Di luar ''penyakit lama'' itu, Wan Alkadri, Direktur Penyehatan Lingkungan di Departemen Kesehatan, mengatakan ada 35 jenis penyakit infeksi baru yang muncul akibat perubahan iklam. Ia menyebut flu burung, ebola, dan penyakit hewan lain yang potensial menyerang manusia. "Ini dapat berkembang pesat sering kondisi gizi yang kurang baik dan kesehatan lingkungan yang memrihatinkan," katanya dalam talk show di salah satu televisi swasta, awal Oktober lalu.

Karena itu, upaya pencegahan penyakit harus dilakukan secara menyeluruh. Tidak hanya menangani penyakitnya, memperbaiki kualitas lingkungan fisik dan biologi. "Faktor lingkungan fisik dan biologis harus pula dikendalikan dengan cara memodifikasi lingkungan agar vektor malaria tak bisa berkembang biak," ujar Sri Irianti.

Namun, Irianti mengakui bahwa perkembangan dan adaptasi kuman patogen itu tidak hanya dikendalikan oleh kondisi lokal. Kondisi global ikut berbicara. Perubahan Iklim, misalnya. Dalam konteks ini, ia mengatakan bahwa persoalan berskala global haruslah diselesaikan di tingkat global pula.

Kebakaran Hutan

Secara rata-rata, kenaikan suhu udara global ''hanya'' 0,8 derajat celsius. Namun, bisa muncul variasi yang tajam dari satu ke tempat lain. Di beberapa tempat, temperatur udara naik cukup tinggi, termasuk pada suhu air laut, hingga melahirkan daerah tekanan rendah. Maka, bertiuplah angina kencang.

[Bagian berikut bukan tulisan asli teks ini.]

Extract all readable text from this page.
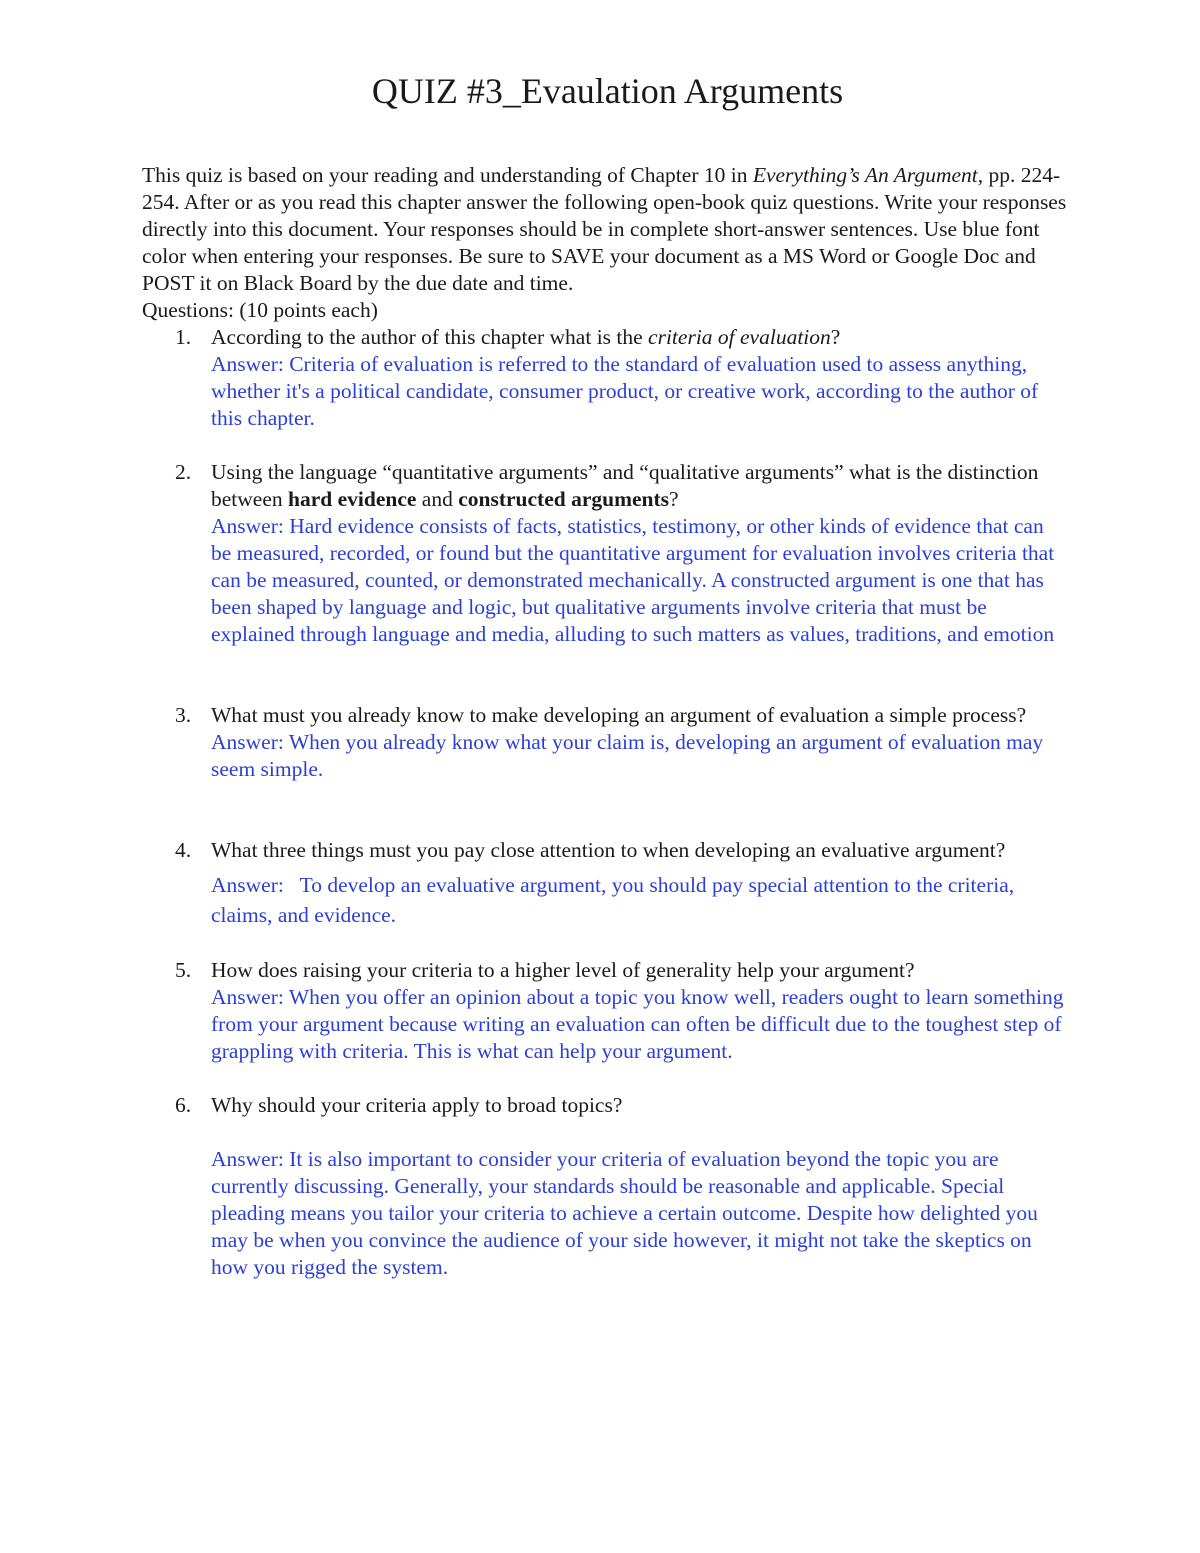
QUIZ #3_Evaulation Arguments

This quiz is based on your reading and understanding of Chapter 10 in Everything’s An Argument, pp. 224-254. After or as you read this chapter answer the following open-book quiz questions. Write your responses directly into this document. Your responses should be in complete short-answer sentences. Use blue font color when entering your responses. Be sure to SAVE your document as a MS Word or Google Doc and POST it on Black Board by the due date and time.

Questions: (10 points each)

1. According to the author of this chapter what is the criteria of evaluation?
Answer: Criteria of evaluation is referred to the standard of evaluation used to assess anything, whether it's a political candidate, consumer product, or creative work, according to the author of this chapter.
2. Using the language “quantitative arguments” and “qualitative arguments” what is the distinction between hard evidence and constructed arguments?
Answer: Hard evidence consists of facts, statistics, testimony, or other kinds of evidence that can be measured, recorded, or found but the quantitative argument for evaluation involves criteria that can be measured, counted, or demonstrated mechanically. A constructed argument is one that has been shaped by language and logic, but qualitative arguments involve criteria that must be explained through language and media, alluding to such matters as values, traditions, and emotion
3. What must you already know to make developing an argument of evaluation a simple process?
Answer: When you already know what your claim is, developing an argument of evaluation may seem simple.
4. What three things must you pay close attention to when developing an evaluative argument?
Answer:   To develop an evaluative argument, you should pay special attention to the criteria, claims, and evidence.
5. How does raising your criteria to a higher level of generality help your argument?
Answer: When you offer an opinion about a topic you know well, readers ought to learn something from your argument because writing an evaluation can often be difficult due to the toughest step of grappling with criteria. This is what can help your argument.
6. Why should your criteria apply to broad topics?
Answer: It is also important to consider your criteria of evaluation beyond the topic you are currently discussing. Generally, your standards should be reasonable and applicable. Special pleading means you tailor your criteria to achieve a certain outcome. Despite how delighted you may be when you convince the audience of your side however, it might not take the skeptics on how you rigged the system.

Tiupan angin kencang berkombinasi dengan udara kering sering memantik kobaran api. Itulah yan terjadi di California Selatan, Amerika Serikat, medio Oktober silam. Api mengamuk di hutan belukar, merambat ke mana-mana, bahkan menyerang daerah permukiman. Sebanyak tiga orang tewas, 400 cedera, dan hampir 500.000 warga mengungsi. Sekitar 172.000 hektare hangus dimangsa si jago merah.

Udara kering, terik matahari, dan tiupan angin juga sering mengakibatkan kebakaran di hutan tropis basah seperti di Indonesia. Pemanasan global yang kadang menghadirkan cuaca panas itu menambah potensi ancaman api. Sialnya, situasi rawan tadi diperburuk oleh kebiasan membakar semak untuk menyiapkan lahan pertanian atau perkebunan.

Kebakaran hutan pun sering melanda sejumlah wilayah di Indonesia pada setiap kemarau. Tahun lalu, api muncul dari kawasan hutan Riau, Jambi, Kalimantan Selatan, dan Tengah. Asapnya terbang ke mana-mana, bahkan menyeberang hingga ke Singapura dan Malaysia. Kebakaran hutan itu mengusik ekosistem bumi dari dua segi. Material kayu dan serasah yang terbakar itu menghasilkan gas-gas rumah kaca yang menimbulkan pemanasan global. Sedangkan asap hitamnya menganggu secara langsung kehidupan manusia.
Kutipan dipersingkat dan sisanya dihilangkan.